Chętni na kupno Silesii muszą uzupełnić dokumenty
Obie złożone w Kompanii Węglowej wstępne oferty kupna kopalni "Silesia" w Czechowicach-Dziedzicach muszą zostać uzupełnione o dodatkowe dokumenty. Tak zdecydowała Komisja KW do spraw rokowań w sprawie sprzedaży "Silesii" - podał rzecznik spółki.
28.10.2009 | aktual.: 28.10.2009 17:31
W środę w siedzibie Kompanii odbyło się posiedzenie komisji z udziałem obu oferentów - Przedsiębiorstwa Górniczego Silesia i szwajcarskiej spółki Alpha Construction AG. Na jawnej części posiedzenia otwarto obie oferty, później - już bez udziału oferentów - komisja oceniała je pod względem formalnoprawnym.
- Komisja wezwała obu oferentów do uzupełnienia dokumentów do 12 listopada - powiedział po posiedzeniu rzecznik KW Zbigniew Madej. Jak dodał, członkowie komisji zapoznali się z ofertami obu firm, komisja zadawała wiele pytań. KW odmawia jednak na tym etapie podania jakichkolwiek szczegółów złożonych ofert.
Jak zaznaczył Madej, kierownictwo KW wierzy, że kopalnię uda się sprzedać do końca tego roku. Taki nieformalny okres wyznaczył prezes Kompanii Mirosław Kugiel.

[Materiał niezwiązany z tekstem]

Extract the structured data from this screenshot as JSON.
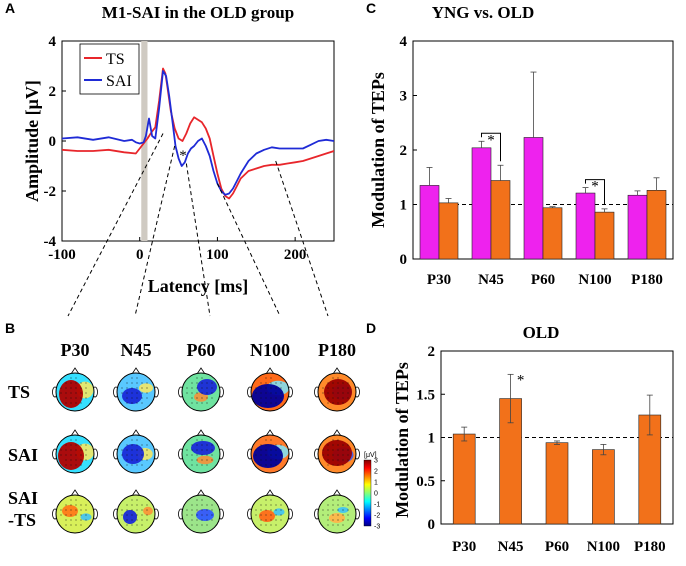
{
  "panels": {
    "A": "A",
    "B": "B",
    "C": "C",
    "D": "D"
  },
  "colors": {
    "ts": "#e8262b",
    "sai": "#1f2bd6",
    "magenta": "#ee22ee",
    "orange": "#f2711a",
    "stim": "#cfcac2"
  },
  "chart_data": [
    {
      "id": "A",
      "type": "line",
      "title": "M1-SAI in the OLD group",
      "xlabel": "Latency [ms]",
      "ylabel": "Amplitude [μV]",
      "xlim": [
        -100,
        250
      ],
      "ylim": [
        -4,
        4
      ],
      "xticks": [
        -100,
        0,
        100,
        200
      ],
      "yticks": [
        4,
        2,
        0,
        -2,
        -4
      ],
      "stimulus_window_ms": [
        2,
        10
      ],
      "legend": [
        "TS",
        "SAI"
      ],
      "annotation": "*",
      "series": [
        {
          "name": "TS",
          "x": [
            -100,
            -80,
            -60,
            -40,
            -20,
            -5,
            0,
            5,
            10,
            15,
            20,
            25,
            30,
            33,
            35,
            40,
            45,
            50,
            55,
            60,
            65,
            70,
            75,
            80,
            85,
            90,
            95,
            100,
            105,
            110,
            115,
            120,
            125,
            130,
            140,
            150,
            160,
            170,
            180,
            190,
            200,
            210,
            220,
            230,
            240,
            250
          ],
          "y": [
            -0.35,
            -0.4,
            -0.4,
            -0.35,
            -0.45,
            -0.5,
            -0.3,
            -0.1,
            0.1,
            0.35,
            0.55,
            1.6,
            2.9,
            2.7,
            2.3,
            1.2,
            0.5,
            0.1,
            0.0,
            0.3,
            0.7,
            0.95,
            0.85,
            0.75,
            0.5,
            0.1,
            -0.6,
            -1.3,
            -1.9,
            -2.2,
            -2.3,
            -2.1,
            -1.8,
            -1.5,
            -1.2,
            -1.1,
            -1.0,
            -0.95,
            -0.95,
            -0.9,
            -0.85,
            -0.8,
            -0.7,
            -0.6,
            -0.5,
            -0.4
          ]
        },
        {
          "name": "SAI",
          "x": [
            -100,
            -80,
            -60,
            -40,
            -20,
            -10,
            -5,
            0,
            5,
            8,
            12,
            16,
            20,
            25,
            30,
            34,
            38,
            42,
            46,
            50,
            54,
            58,
            62,
            66,
            70,
            75,
            80,
            85,
            90,
            95,
            100,
            105,
            110,
            115,
            120,
            125,
            130,
            140,
            150,
            160,
            170,
            180,
            190,
            200,
            210,
            220,
            230,
            240,
            250
          ],
          "y": [
            0.1,
            0.15,
            0.05,
            0.15,
            0.0,
            0.05,
            -0.05,
            -0.1,
            -0.05,
            0.2,
            0.9,
            0.2,
            0.1,
            1.3,
            2.8,
            2.6,
            1.8,
            0.8,
            -0.2,
            -0.7,
            -1.0,
            -0.85,
            -0.5,
            -0.3,
            -0.2,
            0.0,
            0.1,
            -0.2,
            -0.6,
            -1.2,
            -1.7,
            -2.0,
            -2.15,
            -2.1,
            -1.9,
            -1.6,
            -1.3,
            -0.8,
            -0.5,
            -0.35,
            -0.25,
            -0.3,
            -0.3,
            -0.3,
            -0.3,
            -0.15,
            0.0,
            0.05,
            0.0
          ]
        }
      ]
    },
    {
      "id": "C",
      "type": "bar",
      "title": "YNG vs. OLD",
      "xlabel": "",
      "ylabel": "Modulation of TEPs",
      "ylim": [
        0,
        4
      ],
      "yticks": [
        0,
        1,
        2,
        3,
        4
      ],
      "reference_line": 1,
      "categories": [
        "P30",
        "N45",
        "P60",
        "N100",
        "P180"
      ],
      "series": [
        {
          "name": "YNG",
          "values": [
            1.35,
            2.04,
            2.23,
            1.21,
            1.17
          ],
          "errors": [
            0.33,
            0.12,
            1.2,
            0.1,
            0.08
          ]
        },
        {
          "name": "OLD",
          "values": [
            1.03,
            1.44,
            0.94,
            0.86,
            1.26
          ],
          "errors": [
            0.08,
            0.28,
            0.02,
            0.06,
            0.23
          ]
        }
      ],
      "significance": [
        "N45",
        "N100"
      ],
      "star": "*"
    },
    {
      "id": "D",
      "type": "bar",
      "title": "OLD",
      "xlabel": "",
      "ylabel": "Modulation of TEPs",
      "ylim": [
        0,
        2
      ],
      "yticks": [
        "2",
        "1.5",
        "1",
        "0.5",
        "0"
      ],
      "reference_line": 1,
      "categories": [
        "P30",
        "N45",
        "P60",
        "N100",
        "P180"
      ],
      "values": [
        1.04,
        1.45,
        0.94,
        0.86,
        1.26
      ],
      "errors": [
        0.08,
        0.28,
        0.02,
        0.06,
        0.23
      ],
      "significance": [
        "N45"
      ],
      "star": "*"
    }
  ],
  "topomaps": {
    "components": [
      "P30",
      "N45",
      "P60",
      "N100",
      "P180"
    ],
    "rows": [
      "TS",
      "SAI",
      "SAI\n-TS"
    ],
    "row_line1": [
      "TS",
      "SAI",
      "SAI"
    ],
    "row_line2": [
      "",
      "",
      "-TS"
    ]
  },
  "colorbar": {
    "unit": "[μV]",
    "ticks": [
      "3",
      "2",
      "1",
      "0",
      "-1",
      "-2",
      "-3"
    ]
  }
}
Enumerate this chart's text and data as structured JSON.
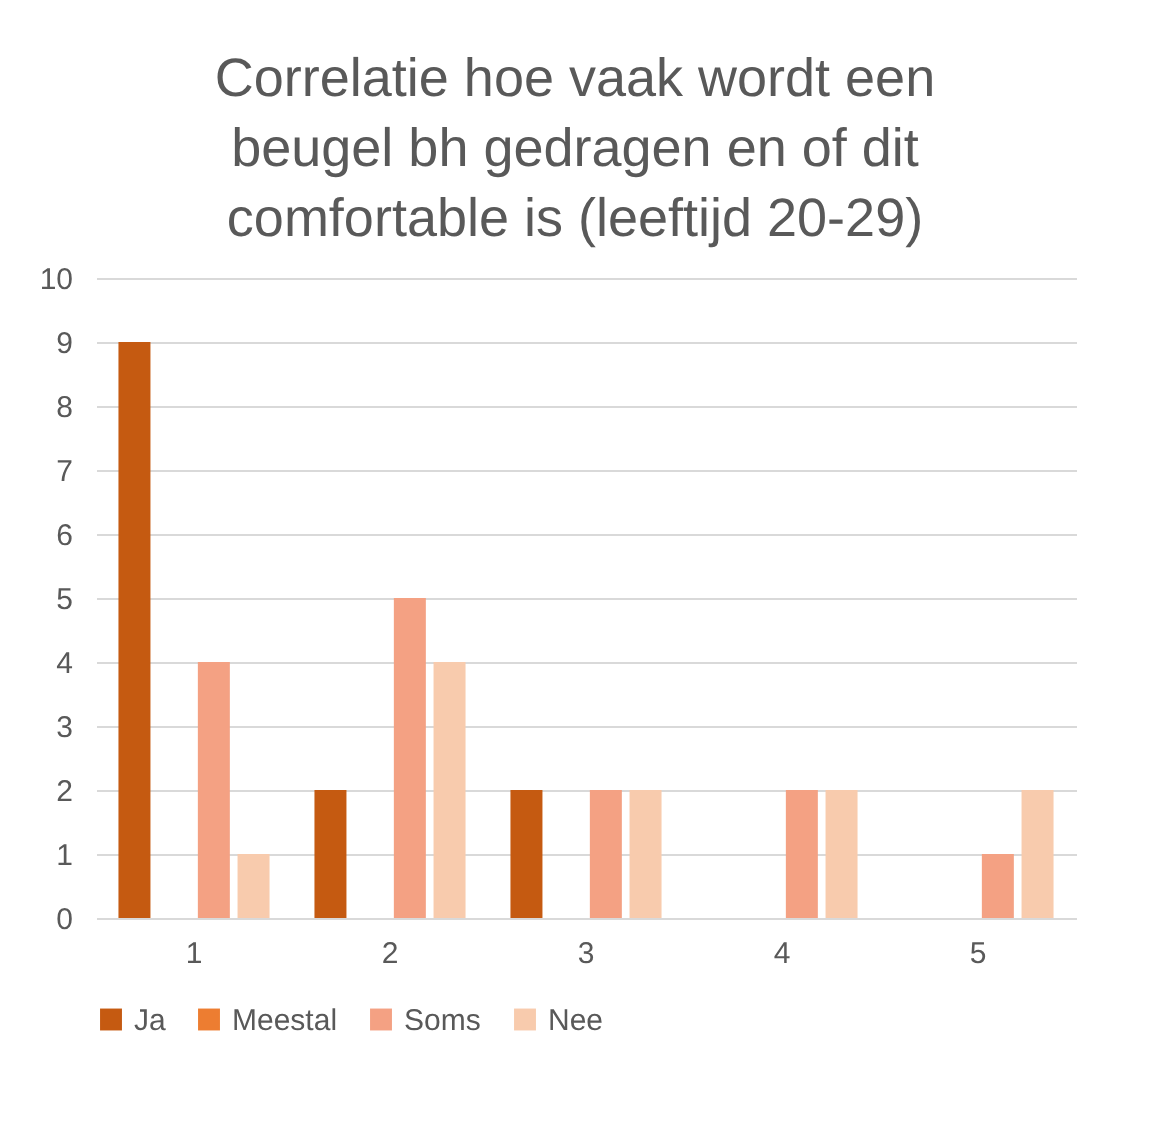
{
  "chart_data": {
    "type": "bar",
    "title": "Correlatie hoe vaak wordt een beugel bh gedragen en of dit comfortable is (leeftijd 20-29)",
    "categories": [
      "1",
      "2",
      "3",
      "4",
      "5"
    ],
    "series": [
      {
        "name": "Ja",
        "color": "#c55a11",
        "values": [
          9,
          2,
          2,
          0,
          0
        ]
      },
      {
        "name": "Meestal",
        "color": "#ed7d31",
        "values": [
          0,
          0,
          0,
          0,
          0
        ]
      },
      {
        "name": "Soms",
        "color": "#f4a183",
        "values": [
          4,
          5,
          2,
          2,
          1
        ]
      },
      {
        "name": "Nee",
        "color": "#f8cbad",
        "values": [
          1,
          4,
          2,
          2,
          2
        ]
      }
    ],
    "ylim": [
      0,
      10
    ],
    "yticks": [
      0,
      1,
      2,
      3,
      4,
      5,
      6,
      7,
      8,
      9,
      10
    ],
    "grid": "y",
    "legend": "bottom"
  }
}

Po uzupełnieniu dokumentów komisja zdecyduje, czy dopuścić obu oferentów do dalszej procedury. Jeśli tak się stanie, obie firmy będą mogły przeprowadzić w kopalni due diligence, potem złożyć wiążącą ofertę kupna, a następnie przystąpić do rokowań - m.in. w sprawie ceny.
"Cena jest jednym z ważnych elementów, ale jest nim również zapewnienie finansowania dalszego rozwoju tej kopalni" - zaznaczył Madej.
Jeden z oferentów - Przedsiębiorstwo Górnicze Silesia (PGS) - to spółka powołana przez pracowników kopalni we wrześniu tego roku. Akces do niej zgłosiło ponad 500 osób, które zgromadziły ok. 70 tys. zł kapitału.
Drugim podmiotem starającym się o kupno "Silesii" jest szwajcarska firma Alpha Construction AG. Jak podawała "Rzeczpospolita", spółka ta zajmuje się budową, kupnem i sprzedażą nieruchomości i ma do dyspozycji kapitał w wysokości 100 tys. franków.
To już trzecia próba sprzedaży zagrożonej likwidacją, przynoszącej straty kopalni "Silesia". Dwie pierwsze zakończyły się fiaskiem.
Według wcześniejszych informacji, "Silesia", formalnie będąca częścią kopalni "Brzeszcze-Silesia", wydobywa ok. 300-500 ton węgla na dobę. To ponad 20-krotnie mniej od średnich kopalń KW, gdzie dobowe wydobycie sięga 8-9 tys. ton. Miesięcznie przynosi ok. 9-10 mln zł strat. Ewentualnej likwidacji zakładu sprzeciwiają się związki. Argumentują, że po inwestycjach i udostępnieniu nowych pokładów kopalnia może wydobywać dobry jakościowo węgiel i przynosić zyski.
W latach 2007-2008 o kupno "Silesii" zabiegała szkocka grupa Gibson, ale nie dopełniła formalności i przetarg unieważniono. Specjalny zespół zarekomendował ponowną próbę sprzedaży kopalni; na zaproszenie odpowiedziała m.in. Enea, która jednak ogłosiła, że z powodu "wątpliwości natury biznesowej" nie złoży oferty wiążącej.